The clinical outcomes under consideration, IGA 0/1 and EASI-75, are dichotomizations of more continuous clinical effect measures; IGA scores and improvements in EASI scores. Such dichotomization generally reduces statistical power compared with analyses of corresponding continuous variables. However, IGA 0/1 and EASI-75 are widely reported and used in current medical guidelines for AD in Europe, such as EuroGuiDerm [42].

Furthermore, we were not able to investigate some potential prognostic factors and/or effect modifiers, such as weight or body mass index, as relevant statistics are not publicly available for the SOLO-CONTINUE population. There is a risk of remaining differences in the distribution of prognostic factors and effect modifiers unaccounted for in our analyses. As we have no indication of differences in the distribution of these characteristics, we are unable to make justifiable assumptions regarding the direction of potential remaining bias from variables unaccounted for.

The overall sample size of the relevant maintenance study arms both for dupilumab and lebrikizumab are limited, and the effective sample size is further reduced due to re-weighting of the SOLO-like ADvocate sample. While this is accounted for in the statistical analysis, the achieved precision of estimates in the study does not allow for the identification of small but potentially clinically relevant differences in maintenance of efficacy or rates of adverse events.

There would be general benefit from analyses comparing the long-term efficacy of different treatments for AD, e.g., NMA, but this would require clinical data amenable to such analyses.

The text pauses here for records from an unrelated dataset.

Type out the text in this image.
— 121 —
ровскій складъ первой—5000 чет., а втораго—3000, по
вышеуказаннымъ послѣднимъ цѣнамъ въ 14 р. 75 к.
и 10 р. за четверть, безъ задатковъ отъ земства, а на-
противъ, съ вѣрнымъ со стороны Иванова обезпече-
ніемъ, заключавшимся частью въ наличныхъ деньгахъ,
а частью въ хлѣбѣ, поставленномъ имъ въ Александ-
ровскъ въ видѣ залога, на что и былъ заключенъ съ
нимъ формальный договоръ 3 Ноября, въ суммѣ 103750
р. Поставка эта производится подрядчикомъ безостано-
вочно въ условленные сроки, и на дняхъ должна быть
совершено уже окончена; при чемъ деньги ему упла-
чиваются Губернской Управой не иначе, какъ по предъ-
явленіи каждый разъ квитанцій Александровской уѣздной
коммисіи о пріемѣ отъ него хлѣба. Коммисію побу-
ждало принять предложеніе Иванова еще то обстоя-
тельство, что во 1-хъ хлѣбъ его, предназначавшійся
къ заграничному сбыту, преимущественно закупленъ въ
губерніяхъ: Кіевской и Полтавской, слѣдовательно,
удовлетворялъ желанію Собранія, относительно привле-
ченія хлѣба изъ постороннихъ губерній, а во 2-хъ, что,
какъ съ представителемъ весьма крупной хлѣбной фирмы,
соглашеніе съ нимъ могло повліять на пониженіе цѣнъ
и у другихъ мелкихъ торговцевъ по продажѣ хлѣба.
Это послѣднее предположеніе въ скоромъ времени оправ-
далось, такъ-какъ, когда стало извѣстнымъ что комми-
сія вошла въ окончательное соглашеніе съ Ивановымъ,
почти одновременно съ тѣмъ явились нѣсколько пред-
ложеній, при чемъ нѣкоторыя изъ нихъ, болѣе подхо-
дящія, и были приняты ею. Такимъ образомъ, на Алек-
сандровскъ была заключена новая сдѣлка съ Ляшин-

Conversely, the overall finding of equivalence is robust to substitution of week 16 baseline severity for adjustment, and we can observe that the included populations overall display high degree of similarity over available characteristics, which improves confidence that we are dealing with overall similar patient populations. Finally, the reported findings from the SOLO-CONTINUE trial pool data on 80 individuals administered dupilumab 300 mg QW and 89 individuals administered Q2W, where Q2W is the relevant posology for comparison. Considering the reported maintenance rates for Q8W, Q4W, and QW/Q2W from Worm et al. 2019 [30], there is a clear dose–response effect for both EASI-75 and IGA 0/1. While this effect could be smaller for the difference between QW and Q2W, pooling these two dosing regimens may elevate results over Q2W alone, which would bias results in favor of dupilumab, considering that Q2W is the only approved posology.

The indirect comparison method employed in this study is accepted as suitable and reliable, but cannot replace the currently unavailable evidence from studies that involve or better reflect head-to-head comparison.

Conclusions

On the basis of the SOLO-CONTINUE and the ADvocate trial data, our MAIC results suggest that lebrikizumab Q4W may display equivalent or potentially superior maintenance of efficacy measured with EASI-75 and IGA 0/1 compared with dupilumab QW/Q2W between 16 weeks and 52 weeks of treatment, with the added benefit of requiring less frequent doses. Safety in terms of overall adverse event rates up to week 52 are similar for lebrikizumab Q4W and dupilumab QW/Q2W.